Ma se la storia è una guida, i blackouts delle “Black Ops” contribuiranno a garantire che i nostri anni continuino ad essere l’età dell’oro per le “U.S. Special Operations Command”.

 

Michael Krieger

Fonte:  http://libertyblitzkrieg.com

LINK

Fonte versione italiana: comedonchisciotte.org , autore della traduzione FRANCO

Fra parentesi tonda ( … ) le note dell’Autore, fra parentesi quadra [ … ] quelle del Traduttore, ed inoltre:          

[1] Le “black operations” (black ops) sono delle operazioni segrete che possono essere intraprese da un governo, da un’agenzia governativa oppure da un’organizzazione militare. Oltre ad essere clandestine, implicano anche delle azioni illegali (o al limite della legalità) che non sono quasi mai imputabili all’organizzazione che le ha realmente effettuate.

[2] Luke Somers è il giornalista americano catturato e tenuto in ostaggio nello Yemen, insieme ad un cittadino sudafricano, da parte di persone facenti parte dell’organizzazione locale di Al Quaida. Il 6 Dicembre 2014 il tentativo di liberarlo, attraverso un blitz delle Forze Speciali statunitensi, è fallito, con la morte di entrambi gli ostaggi.
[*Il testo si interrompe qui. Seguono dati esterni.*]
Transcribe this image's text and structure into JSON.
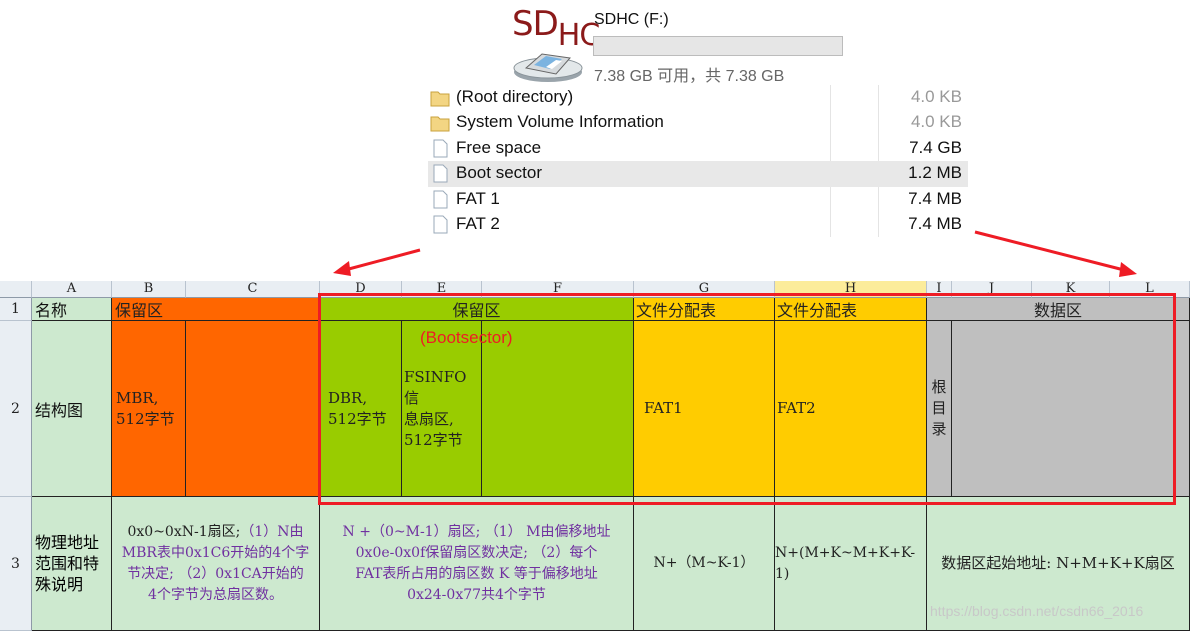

[3] Membri dei Navy Seal, forze speciali della Marina Militare degli Stati Uniti

[4]   Per saperne di più si possono consultare i siti: http://it.wikipedia.org/wiki/West_Point_%28New_York%29 e http://en.wikipedia.org/wiki/United_States_Army_Rangers

[5] Il CENT.COM. è responsabile degli interessi statunitensi in 20 paesi, dal Golfo Arabico all’Asia Centrale.

[6] Abu Sayyaf, conosciuto anche come al-Harakat al-Islamiyya, è un gruppo paramilitare di separatisti islamici, con base in alcune isole a sud delle Filippine dove, da quasi 30 anni, diversi gruppi musulmani sono insorti contro lo Stato (di ispirazione cattolica) delle Filippine.